I walk back to my hotel on the dim side road, muttering, “Somebody fucking
kill
me,” in time with my steps.

SATURDAY, OCTOBER 2, 1994

More news updates when I rise for lunch. The “escaped” mental patient is “not a danger to himself and, more importantly, the public.” But his family is making an appeal for him to at least contact them, as he’s prone to confusion and could himself be in danger.

I meet my replacement that evening when I arrive for the first show. “Oh hey, c’mere!” says Reed, hopping off his bar stool. He had been sitting next to a huge guy who looks like a beverage distribution agent.

I shake hands with the guy. “This is Gary. We’ve been . . . how long we know each other, Bo?”

Gary says, “Since this dude couldn’t get laid in high school.”

“Suck a bone!” says Reed, and they both crack up. Is this guy even a comedian?

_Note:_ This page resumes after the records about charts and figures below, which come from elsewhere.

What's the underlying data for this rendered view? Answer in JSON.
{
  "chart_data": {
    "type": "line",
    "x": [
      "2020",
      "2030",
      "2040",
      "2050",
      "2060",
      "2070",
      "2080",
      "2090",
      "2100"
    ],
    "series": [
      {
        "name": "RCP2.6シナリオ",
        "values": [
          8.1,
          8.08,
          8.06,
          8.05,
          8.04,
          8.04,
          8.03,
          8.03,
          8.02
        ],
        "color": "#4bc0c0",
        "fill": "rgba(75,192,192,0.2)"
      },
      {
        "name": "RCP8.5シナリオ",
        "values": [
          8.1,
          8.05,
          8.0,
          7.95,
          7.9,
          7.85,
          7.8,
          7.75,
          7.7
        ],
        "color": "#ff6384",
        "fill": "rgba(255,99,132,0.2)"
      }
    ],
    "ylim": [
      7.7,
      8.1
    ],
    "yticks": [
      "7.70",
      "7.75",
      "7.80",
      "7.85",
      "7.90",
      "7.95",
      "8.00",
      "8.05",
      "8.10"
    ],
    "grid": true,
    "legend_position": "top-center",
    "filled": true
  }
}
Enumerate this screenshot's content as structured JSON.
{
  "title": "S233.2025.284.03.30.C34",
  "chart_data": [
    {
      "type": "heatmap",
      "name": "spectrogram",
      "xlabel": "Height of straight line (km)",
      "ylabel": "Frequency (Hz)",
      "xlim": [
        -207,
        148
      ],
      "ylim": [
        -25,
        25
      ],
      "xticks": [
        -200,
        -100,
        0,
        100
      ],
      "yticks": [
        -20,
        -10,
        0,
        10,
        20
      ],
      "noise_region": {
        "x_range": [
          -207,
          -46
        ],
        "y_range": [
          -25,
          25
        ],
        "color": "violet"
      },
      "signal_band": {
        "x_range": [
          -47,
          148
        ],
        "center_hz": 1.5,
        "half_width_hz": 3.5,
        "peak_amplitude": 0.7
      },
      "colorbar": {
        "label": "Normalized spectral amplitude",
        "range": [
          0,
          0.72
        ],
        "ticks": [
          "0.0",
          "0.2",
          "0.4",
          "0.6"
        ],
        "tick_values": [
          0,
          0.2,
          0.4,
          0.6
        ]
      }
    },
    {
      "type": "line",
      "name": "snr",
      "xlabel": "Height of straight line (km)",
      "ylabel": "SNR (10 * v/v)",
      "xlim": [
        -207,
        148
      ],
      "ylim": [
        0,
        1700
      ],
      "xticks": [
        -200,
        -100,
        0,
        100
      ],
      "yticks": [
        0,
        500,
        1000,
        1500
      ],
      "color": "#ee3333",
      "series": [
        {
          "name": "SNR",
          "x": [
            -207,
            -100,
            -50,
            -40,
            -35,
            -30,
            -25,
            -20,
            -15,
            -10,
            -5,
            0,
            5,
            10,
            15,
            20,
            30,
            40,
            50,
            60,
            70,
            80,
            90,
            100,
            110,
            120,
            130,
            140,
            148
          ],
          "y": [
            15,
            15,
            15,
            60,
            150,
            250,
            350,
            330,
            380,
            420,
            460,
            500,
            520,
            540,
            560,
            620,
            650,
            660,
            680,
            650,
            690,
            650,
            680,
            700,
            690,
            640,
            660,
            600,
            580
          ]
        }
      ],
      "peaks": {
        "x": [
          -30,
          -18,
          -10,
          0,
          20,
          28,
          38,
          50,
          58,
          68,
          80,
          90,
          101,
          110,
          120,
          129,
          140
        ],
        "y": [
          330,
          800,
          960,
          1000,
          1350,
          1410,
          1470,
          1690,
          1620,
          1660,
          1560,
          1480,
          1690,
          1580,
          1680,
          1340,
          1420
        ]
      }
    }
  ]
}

“So, where do you get your jokes? Reed says he sees you writing them down in a notebook.”

I don’t know how to answer this. Gary, like a dispiritingly large chunk of the population, seems to think comedians get their jokes out of books. Does he think I transcribe them to help my memory?

“I write ’em down, too.” Gary takes a spiral notebook out of his backpack. Then he produces four or five paperback joke books and a few issues of
Playboy
. He opens the
Playboy
to where he’s got a few
Playboy
party jokes marked with yellow highlighter.